Rechtsextremismus nimmt zu
POTSDAM Während ausländische und linke Extremisten in Brandenburg
weiterhin eine Nebenrolle spielen, hat sich das Problem des
gewalttätigen Rechtsextremismus im vergangenen Jahr zugespitzt. Mit 105
rechtsextrem motivierten Gewalttaten belegte Brandenburg mit seinen 2,5
Millionen Einwohnern den bundesweit zweitschlechtesten Platz — hinter
dem 17-Millionen-Einwohner-Land Nordrhein-Westfalen, wo 116 Gewalttaten
registriert wurden. Im Verhältnis zur Einwohnerzahl leben Ausländer in
Brandenburg gefährlicher als in jedem anderen Land (siehe Grafik).
“Der Rechtsextremismus bleibt das größte Problem”, erklärte
Innenminister Jörg Schönbohm (CDU) gestern in Potsdam bei der
Vorstellung des Verfassungsschutzberichtes 2004. Die rechtsextreme
Gewalt nehme zwar bundesweit zu, “am meisten aber in Brandenburg”, so
der Innenminister. Die Steigerung gegenüber 2003 (87 Gewaltdelikte)

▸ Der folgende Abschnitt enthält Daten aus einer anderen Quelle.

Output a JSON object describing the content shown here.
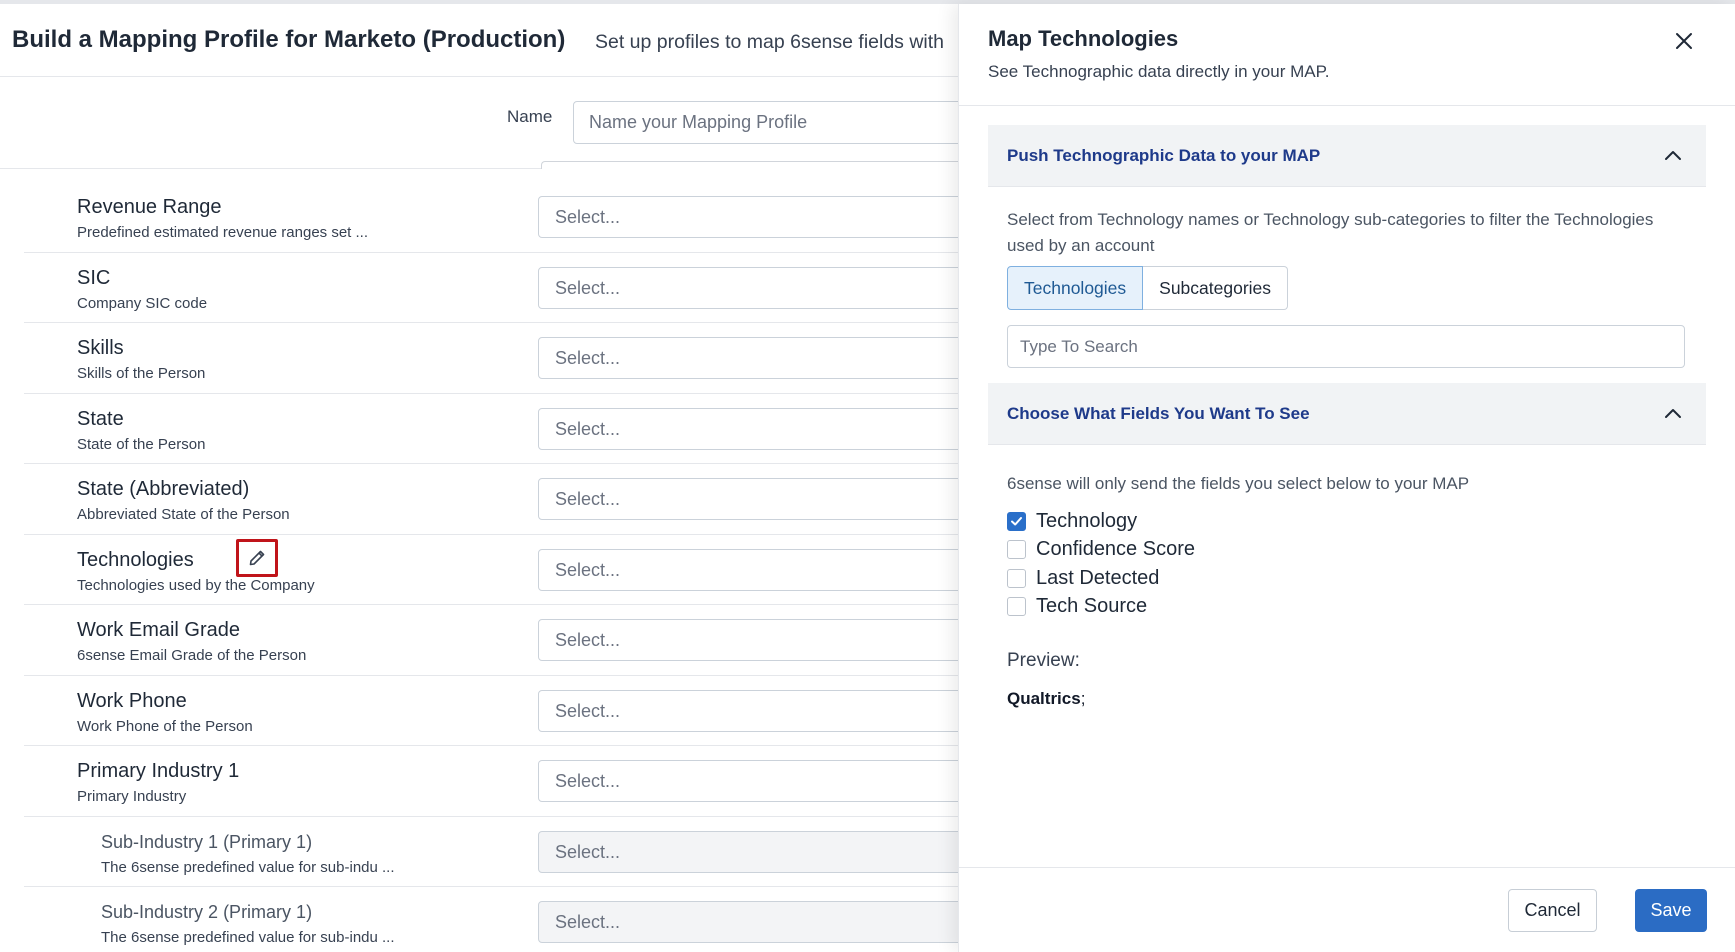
{
  "page": {
    "title": "Build a Mapping Profile for Marketo (Production)",
    "subtitle": "Set up profiles to map 6sense fields with",
    "name_label": "Name",
    "name_placeholder": "Name your Mapping Profile"
  },
  "fields": [
    {
      "name": "Revenue Range",
      "desc": "Predefined estimated revenue ranges set ...",
      "select": "Select..."
    },
    {
      "name": "SIC",
      "desc": "Company SIC code",
      "select": "Select..."
    },
    {
      "name": "Skills",
      "desc": "Skills of the Person",
      "select": "Select..."
    },
    {
      "name": "State",
      "desc": "State of the Person",
      "select": "Select..."
    },
    {
      "name": "State (Abbreviated)",
      "desc": "Abbreviated State of the Person",
      "select": "Select..."
    },
    {
      "name": "Technologies",
      "desc": "Technologies used by the Company",
      "select": "Select..."
    },
    {
      "name": "Work Email Grade",
      "desc": "6sense Email Grade of the Person",
      "select": "Select..."
    },
    {
      "name": "Work Phone",
      "desc": "Work Phone of the Person",
      "select": "Select..."
    },
    {
      "name": "Primary Industry 1",
      "desc": "Primary Industry",
      "select": "Select..."
    },
    {
      "name": "Sub-Industry 1 (Primary 1)",
      "desc": "The 6sense predefined value for sub-indu ...",
      "select": "Select..."
    },
    {
      "name": "Sub-Industry 2 (Primary 1)",
      "desc": "The 6sense predefined value for sub-indu ...",
      "select": "Select..."
    }
  ],
  "drawer": {
    "title": "Map Technologies",
    "subtitle": "See Technographic data directly in your MAP.",
    "section1": {
      "title": "Push Technographic Data to your MAP",
      "description": "Select from Technology names or Technology sub-categories to filter the Technologies used by an account",
      "tabs": [
        "Technologies",
        "Subcategories"
      ],
      "search_placeholder": "Type To Search"
    },
    "section2": {
      "title": "Choose What Fields You Want To See",
      "description": "6sense will only send the fields you select below to your MAP",
      "options": [
        {
          "label": "Technology",
          "checked": true
        },
        {
          "label": "Confidence Score",
          "checked": false
        },
        {
          "label": "Last Detected",
          "checked": false
        },
        {
          "label": "Tech Source",
          "checked": false
        }
      ],
      "preview_label": "Preview:",
      "preview_value": "Qualtrics",
      "preview_suffix": ";"
    },
    "cancel_label": "Cancel",
    "save_label": "Save"
  },
  "colors": {
    "accent": "#2b6cc4",
    "section_title": "#1e3a8a",
    "highlight": "#c0141a"
  }
}
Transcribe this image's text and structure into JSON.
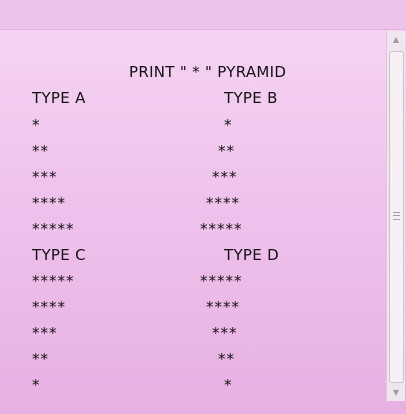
{
  "title": "PRINT \" * \" PYRAMID",
  "types": {
    "a": "TYPE A",
    "b": "TYPE B",
    "c": "TYPE C",
    "d": "TYPE D"
  },
  "pyramid_a": [
    "*",
    "**",
    "***",
    "****",
    "*****"
  ],
  "pyramid_b": [
    "*",
    "**",
    "***",
    "****",
    "*****"
  ],
  "pyramid_c": [
    "*****",
    "****",
    "***",
    "**",
    "*"
  ],
  "pyramid_d": [
    "*****",
    "****",
    "***",
    "**",
    "*"
  ],
  "scrollbar": {
    "up_icon": "chevron-up-icon",
    "down_icon": "chevron-down-icon",
    "up_glyph": "▲",
    "down_glyph": "▼"
  }
}
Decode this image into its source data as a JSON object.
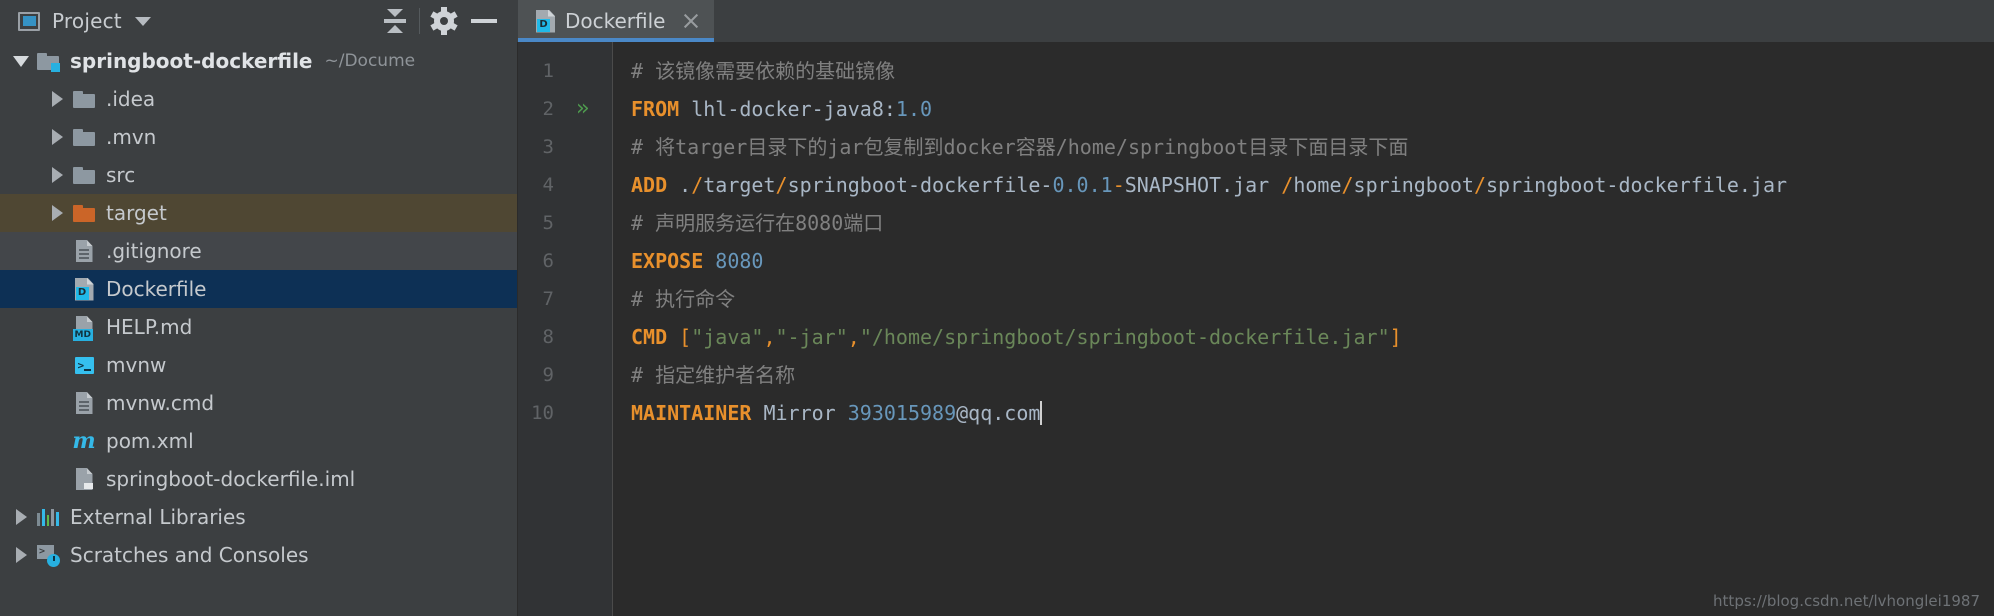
{
  "toolwindow": {
    "title": "Project",
    "icon": "project-window-icon",
    "dropdown_caret": "chevron-down-icon",
    "actions": [
      {
        "name": "collapse-all-button",
        "icon": "collapse-all-icon"
      },
      {
        "name": "settings-button",
        "icon": "gear-icon"
      },
      {
        "name": "hide-button",
        "icon": "minimize-icon"
      }
    ]
  },
  "tabs": [
    {
      "label": "Dockerfile",
      "icon": "dockerfile-icon",
      "active": true,
      "close": "close-icon"
    }
  ],
  "tree": [
    {
      "label": "springboot-dockerfile",
      "path": "~/Docume",
      "icon": "module-folder-icon",
      "twisty": "down",
      "indent": 0,
      "bold": true,
      "state": "normal"
    },
    {
      "label": ".idea",
      "icon": "folder-icon",
      "twisty": "right",
      "indent": 1,
      "state": "normal"
    },
    {
      "label": ".mvn",
      "icon": "folder-icon",
      "twisty": "right",
      "indent": 1,
      "state": "normal"
    },
    {
      "label": "src",
      "icon": "folder-icon",
      "twisty": "right",
      "indent": 1,
      "state": "normal"
    },
    {
      "label": "target",
      "icon": "folder-excluded-icon",
      "twisty": "right",
      "indent": 1,
      "state": "excluded"
    },
    {
      "label": ".gitignore",
      "icon": "text-file-icon",
      "twisty": "none",
      "indent": 1,
      "state": "soft"
    },
    {
      "label": "Dockerfile",
      "icon": "dockerfile-icon",
      "twisty": "none",
      "indent": 1,
      "state": "selected"
    },
    {
      "label": "HELP.md",
      "icon": "markdown-file-icon",
      "twisty": "none",
      "indent": 1,
      "state": "normal"
    },
    {
      "label": "mvnw",
      "icon": "shell-script-icon",
      "twisty": "none",
      "indent": 1,
      "state": "normal"
    },
    {
      "label": "mvnw.cmd",
      "icon": "text-file-icon",
      "twisty": "none",
      "indent": 1,
      "state": "normal"
    },
    {
      "label": "pom.xml",
      "icon": "maven-file-icon",
      "twisty": "none",
      "indent": 1,
      "state": "normal"
    },
    {
      "label": "springboot-dockerfile.iml",
      "icon": "iml-file-icon",
      "twisty": "none",
      "indent": 1,
      "state": "normal"
    },
    {
      "label": "External Libraries",
      "icon": "external-libraries-icon",
      "twisty": "right",
      "indent": 0,
      "state": "normal"
    },
    {
      "label": "Scratches and Consoles",
      "icon": "scratches-icon",
      "twisty": "right",
      "indent": 0,
      "state": "normal"
    }
  ],
  "editor": {
    "gutter_run_icon": "docker-run-icon",
    "gutter_run_line": 2,
    "line_numbers": [
      "1",
      "2",
      "3",
      "4",
      "5",
      "6",
      "7",
      "8",
      "9",
      "10"
    ],
    "lines": [
      {
        "n": "1",
        "tokens": [
          {
            "t": "# 该镜像需要依赖的基础镜像",
            "c": "cm"
          }
        ]
      },
      {
        "n": "2",
        "tokens": [
          {
            "t": "FROM",
            "c": "kw"
          },
          {
            "t": " lhl-docker-java8:",
            "c": "txt"
          },
          {
            "t": "1.0",
            "c": "num"
          }
        ]
      },
      {
        "n": "3",
        "tokens": [
          {
            "t": "# 将targer目录下的jar包复制到docker容器/home/springboot目录下面目录下面",
            "c": "cm"
          }
        ]
      },
      {
        "n": "4",
        "tokens": [
          {
            "t": "ADD",
            "c": "kw"
          },
          {
            "t": " .",
            "c": "txt"
          },
          {
            "t": "/",
            "c": "sep"
          },
          {
            "t": "target",
            "c": "txt"
          },
          {
            "t": "/",
            "c": "sep"
          },
          {
            "t": "springboot-dockerfile-",
            "c": "txt"
          },
          {
            "t": "0.0.1",
            "c": "num"
          },
          {
            "t": "-",
            "c": "sep"
          },
          {
            "t": "SNAPSHOT.jar ",
            "c": "txt"
          },
          {
            "t": "/",
            "c": "sep"
          },
          {
            "t": "home",
            "c": "txt"
          },
          {
            "t": "/",
            "c": "sep"
          },
          {
            "t": "springboot",
            "c": "txt"
          },
          {
            "t": "/",
            "c": "sep"
          },
          {
            "t": "springboot-dockerfile.jar",
            "c": "txt"
          }
        ]
      },
      {
        "n": "5",
        "tokens": [
          {
            "t": "# 声明服务运行在8080端口",
            "c": "cm"
          }
        ]
      },
      {
        "n": "6",
        "tokens": [
          {
            "t": "EXPOSE",
            "c": "kw"
          },
          {
            "t": " ",
            "c": "txt"
          },
          {
            "t": "8080",
            "c": "num"
          }
        ]
      },
      {
        "n": "7",
        "tokens": [
          {
            "t": "# 执行命令",
            "c": "cm"
          }
        ]
      },
      {
        "n": "8",
        "tokens": [
          {
            "t": "CMD",
            "c": "kw"
          },
          {
            "t": " [",
            "c": "sep"
          },
          {
            "t": "\"java\"",
            "c": "str"
          },
          {
            "t": ",",
            "c": "sep"
          },
          {
            "t": "\"-jar\"",
            "c": "str"
          },
          {
            "t": ",",
            "c": "sep"
          },
          {
            "t": "\"/home/springboot/springboot-dockerfile.jar\"",
            "c": "str"
          },
          {
            "t": "]",
            "c": "sep"
          }
        ]
      },
      {
        "n": "9",
        "tokens": [
          {
            "t": "# 指定维护者名称",
            "c": "cm"
          }
        ]
      },
      {
        "n": "10",
        "tokens": [
          {
            "t": "MAINTAINER",
            "c": "kw"
          },
          {
            "t": " Mirror ",
            "c": "txt"
          },
          {
            "t": "393015989",
            "c": "num"
          },
          {
            "t": "@qq.com",
            "c": "txt"
          }
        ]
      }
    ],
    "caret_line": 10
  },
  "watermark": "https://blog.csdn.net/lvhonglei1987",
  "colors": {
    "panel_bg": "#3c3f41",
    "editor_bg": "#2b2b2b",
    "gutter_bg": "#313335",
    "tab_active_bg": "#4e5254",
    "tab_underline": "#4a88c7",
    "tree_selected": "#0d3055",
    "excluded_row": "#4f4733",
    "keyword": "#e8902c",
    "number": "#6897bb",
    "string": "#6a8759",
    "comment": "#808080",
    "accent": "#27b0e0"
  }
}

betrug in der Mark etwa 17 Prozent. Eine Erklärung für diesen Anstieg
hat auch Schönbohm nicht.
Die Zahl der Rechtsextremisten in Brandenburg nahm ebenfalls zu. 2004
wurden 1290 Mitglieder rechtsextremer Gruppierungen registriert, 2003
waren es 1265. Als rechtsextrem gelten Gegner der freiheitlichen
demokratischen Grundordnung. Sie lehnen die fundamentale Gleichheit
aller Menschen ab und wollen auf der Basis einer rassisch hergeleiteten
Ungleichheit einen autoritär geführten Staat nach dem Führerprinzip
errichten. Rechtsextremisten sind zudem antisemitisch und
fremdenfeindlich eingestellt und verharmlosen oder leugnen die
Verbrechen des Nationalsozialismus.
Die DVU als größte rechtsextreme Partei in Brandenburg stagnierte im
vorigen Jahr bei 230 Mitgliedern. Bei den Landtagswahlen im September
2004 erreichte die Partei 6,1 Prozent und zog mit sechs Abgeordneten in
den Landtag ein. Ihre besten Wahlergebnisse erzielte die DVU mit 8 bis
9,5 Prozent in Südbrandenburg. Die rechtsextreme NPD — die mit der DVU
ein strategisches Wahlbündnis verabredet hat — verlor 50 Mitglieder und
zählt nun 130. Der Hauptgrund lag in einer Abspaltung von der NPD und
der damit einhergehenden Gründung der rechtsextremen “Bewegung Neue
Ordnung” (BNO). Den Mitgliedern der BNO war die NPD nicht rechtsextrem
genug.
Die Neonazi-Szene im Land ist von 220 auf 300 angewachsen — was
weitgehend auf die Gründung der BNO zurückzuführen ist. 165 Personen
gehören rechtsextremen Kameradschaften an. Nach Einschätzung des
Innenministerium hat die Kameradschaft als Organisationsform ihren Zenit
schon überschritten.
Verfassungsschutzchefin Winfriede Schreiber kündigte gestern eine
verstärkte Aufklärungsarbeit ihrer Behörde im Kampf gegen
Rechtsextremismus an. “Gut informierte und selbstbewusste Bürger sind
die stärksten Waffen einer Demokratie”, erklärte die Verwaltungsjuristin.